Öncelikle belirmek lazım ki, bulut temelli çalışmalarda güvenlik konusu ön plana çıkıyor; mutlaka sanal özel ağ (VPN) ve çok faktörlü kimlik belirleme (MFA) çözümlerini kullanmak gerekiyor. Bu bir yere kadar güvenliği sağlıyor. Diğer bir konu da mobilize olan çalışanların verilerinin korunmasının da öneminin artması. Uçlarda veri saklama kültürü bir anda yok olmuyor; o nedenle uç bilgisayarların dik ortamlarının şifreli olmasını sağlamak gerekiyor. Daikin olarak tüm bu özellikleri kullanıyoruz. Bununla da yetinmeyerek, dönemsel penetrasyon testlerini iş ortağımızla yapıyor ve olası açıklarımızı iyileştiriyoruz.
Bu noktada bulut konusunda tek çekincemiz, bağlantı kalitesi ve sorunları. Ofis personelinde kısmi kalite problemi yaratıyor belki (özellikle evden çalışma sırasında) ama, üretim yapıyor olmamızdan ötürü, kritik fabrika sistemlerinin yerelde olması zorunlu. En azından, hibrid olması gerekiyor. Fabrika 7/24 çalışmak zorunda ve kısa süreli gecikmeler büyük maliyet kaybı anlamına geliyor. Bu nedenle yerel çözüm bulunması, üretim yönlendiren sistemlerin üretim yerinde olması kritik. Elbette ki bu sistemlerin 7/24 çalışır olmasını sağlayacak tek çözüm bu değil, probleme toplu bakış gerekiyor; iletim hatlarının çeşitlendirilmesi, hibrit çalışma, failover sistemlerinin kurulması ve test edilmesi misyon kritik sistemlerin olmaz ise olmazı; bu konulardaki projeler Daikin Türkiye’de başarılı biçimde tamamlandı.
Şu anda 2025 stratejisi üzerinde çalışıyoruz ve bu strateji, dijital çözümlerde ve uygulamalarda daha merkezi bulut ortamına geçişi, ama aynı zamanda yerel gereksinimlerde ise özel bulut yapılarının kullanılmasını içeriyor. Kapsam içinde IoT hem üretim alanında, IoT hem de ürün ve hizmet alanlarında IoT olarak; tamamıyla güvenli bulut yapılarında lokalize edecek şekilde bulunmaktadır. Ayrıca 2025 çok geniş alanda entegrasyon gerekliliklerini de zorunlu kılmakta, bu noktada, farklı bulut sistemleri arasında güvenli tüneller kullanarak iletimi garantilemek gerekiyor. İletişim, dijital çağın en önemli kolaylaştırıcısı; aynı zamanda en fazla risk barındıran alanı. 5G, Wi-Fi 6 gibi teknolojiler veri iletim hızını olağanüstü arttırırken, iletilen veri içeriklerini de hassaslaştırmakta. Dolayısı ile bizler, önümüzde siber güvenlik açısından önemli aksiyonlar olduğunu da görmekteyiz.
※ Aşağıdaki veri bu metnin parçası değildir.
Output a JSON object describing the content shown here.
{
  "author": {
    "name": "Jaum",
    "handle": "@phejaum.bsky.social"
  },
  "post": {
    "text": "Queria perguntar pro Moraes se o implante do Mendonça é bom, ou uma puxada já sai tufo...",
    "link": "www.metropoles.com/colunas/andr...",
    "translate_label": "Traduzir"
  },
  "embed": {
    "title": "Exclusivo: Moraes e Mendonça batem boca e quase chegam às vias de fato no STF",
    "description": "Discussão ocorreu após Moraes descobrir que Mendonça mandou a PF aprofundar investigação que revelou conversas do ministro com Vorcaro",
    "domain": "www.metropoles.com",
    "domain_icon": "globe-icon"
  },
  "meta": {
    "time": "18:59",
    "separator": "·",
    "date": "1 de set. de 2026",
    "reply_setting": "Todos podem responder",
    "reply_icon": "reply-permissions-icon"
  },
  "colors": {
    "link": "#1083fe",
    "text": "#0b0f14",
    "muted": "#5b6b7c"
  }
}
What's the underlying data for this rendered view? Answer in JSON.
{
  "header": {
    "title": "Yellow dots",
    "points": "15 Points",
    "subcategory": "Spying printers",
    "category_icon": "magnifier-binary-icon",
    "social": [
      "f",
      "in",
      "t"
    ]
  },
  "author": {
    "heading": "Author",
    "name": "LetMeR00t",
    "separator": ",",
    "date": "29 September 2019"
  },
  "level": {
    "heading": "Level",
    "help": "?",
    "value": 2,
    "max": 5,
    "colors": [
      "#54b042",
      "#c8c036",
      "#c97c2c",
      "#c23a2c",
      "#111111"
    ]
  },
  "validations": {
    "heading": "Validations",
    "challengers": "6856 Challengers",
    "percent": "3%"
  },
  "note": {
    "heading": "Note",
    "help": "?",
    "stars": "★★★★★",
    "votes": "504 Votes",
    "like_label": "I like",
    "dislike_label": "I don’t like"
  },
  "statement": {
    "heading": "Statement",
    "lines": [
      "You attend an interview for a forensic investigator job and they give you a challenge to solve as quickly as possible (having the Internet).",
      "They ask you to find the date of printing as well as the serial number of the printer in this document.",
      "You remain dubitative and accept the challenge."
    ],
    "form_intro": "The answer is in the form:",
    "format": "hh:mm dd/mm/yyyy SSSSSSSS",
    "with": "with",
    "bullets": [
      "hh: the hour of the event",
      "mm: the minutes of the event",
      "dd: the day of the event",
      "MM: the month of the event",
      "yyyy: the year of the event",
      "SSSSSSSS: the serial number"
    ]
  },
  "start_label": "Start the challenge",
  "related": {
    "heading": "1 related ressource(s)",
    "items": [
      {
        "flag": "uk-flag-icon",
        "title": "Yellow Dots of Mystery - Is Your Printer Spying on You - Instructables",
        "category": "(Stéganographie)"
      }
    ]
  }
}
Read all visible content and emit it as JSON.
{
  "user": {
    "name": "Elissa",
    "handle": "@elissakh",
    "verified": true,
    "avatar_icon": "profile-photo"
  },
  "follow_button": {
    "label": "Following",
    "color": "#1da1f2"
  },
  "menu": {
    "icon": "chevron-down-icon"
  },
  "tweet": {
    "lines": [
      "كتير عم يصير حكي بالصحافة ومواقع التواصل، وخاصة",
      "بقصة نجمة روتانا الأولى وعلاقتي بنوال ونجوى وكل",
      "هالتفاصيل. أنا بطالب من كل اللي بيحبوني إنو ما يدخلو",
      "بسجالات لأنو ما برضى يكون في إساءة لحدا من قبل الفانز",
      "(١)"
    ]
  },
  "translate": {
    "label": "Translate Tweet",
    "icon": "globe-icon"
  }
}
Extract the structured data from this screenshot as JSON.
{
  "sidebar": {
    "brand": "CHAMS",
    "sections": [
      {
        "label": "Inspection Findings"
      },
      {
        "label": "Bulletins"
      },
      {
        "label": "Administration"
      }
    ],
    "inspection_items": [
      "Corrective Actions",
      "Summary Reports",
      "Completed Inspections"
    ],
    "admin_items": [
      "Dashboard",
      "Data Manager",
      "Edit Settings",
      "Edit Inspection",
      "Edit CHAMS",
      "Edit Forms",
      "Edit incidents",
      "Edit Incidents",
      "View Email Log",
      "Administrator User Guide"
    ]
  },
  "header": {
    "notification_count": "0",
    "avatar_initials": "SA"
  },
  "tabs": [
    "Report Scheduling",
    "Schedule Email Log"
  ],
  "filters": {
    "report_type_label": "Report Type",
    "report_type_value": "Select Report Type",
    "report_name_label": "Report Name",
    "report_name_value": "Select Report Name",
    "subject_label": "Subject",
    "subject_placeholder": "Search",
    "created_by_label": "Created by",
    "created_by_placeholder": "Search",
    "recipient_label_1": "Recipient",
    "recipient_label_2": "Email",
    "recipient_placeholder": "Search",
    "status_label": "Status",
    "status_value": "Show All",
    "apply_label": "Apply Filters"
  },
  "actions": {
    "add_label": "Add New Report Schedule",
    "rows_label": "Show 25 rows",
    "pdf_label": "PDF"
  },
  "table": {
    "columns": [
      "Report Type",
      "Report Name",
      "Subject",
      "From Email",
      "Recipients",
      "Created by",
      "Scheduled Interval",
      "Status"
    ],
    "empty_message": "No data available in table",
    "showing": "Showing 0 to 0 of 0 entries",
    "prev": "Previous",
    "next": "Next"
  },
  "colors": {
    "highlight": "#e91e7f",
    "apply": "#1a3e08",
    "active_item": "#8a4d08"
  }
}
Organizasyonların, yeni nesil teknoloji projelerinde dikkat etmesi gereken en önemli noktalar sizce hangileri? Buluta yatırım yapmayı planlayan organizasyonlara neler tavsiye edebiliriz?
• Mobilite–her yerden ve her cihazdan erişim
• İletim Güvenliği–siber güvenlik
• Güvenlik garantileyici yatırımlar (düzenli pen testler vb)
• Uygulamalarda ve bulut yapılarında, konfigürasyonlarda; yani her yerde standartların belirlenerek standart dışı uygulamaların eliminasyonu,
• Entegrasyon arayüzü çözümü kullanarak, uygulamaları standart şekilde konuşturmak;
• Yerel veri merkezlerini zaman içinde elimine etmek.
• Misyon kritik sistemlerde yerel çözümlerde mimariyi doğru kurgulamak.
• Kullanıcıları bilinçlendirme ve eğitime ağırlık vermek.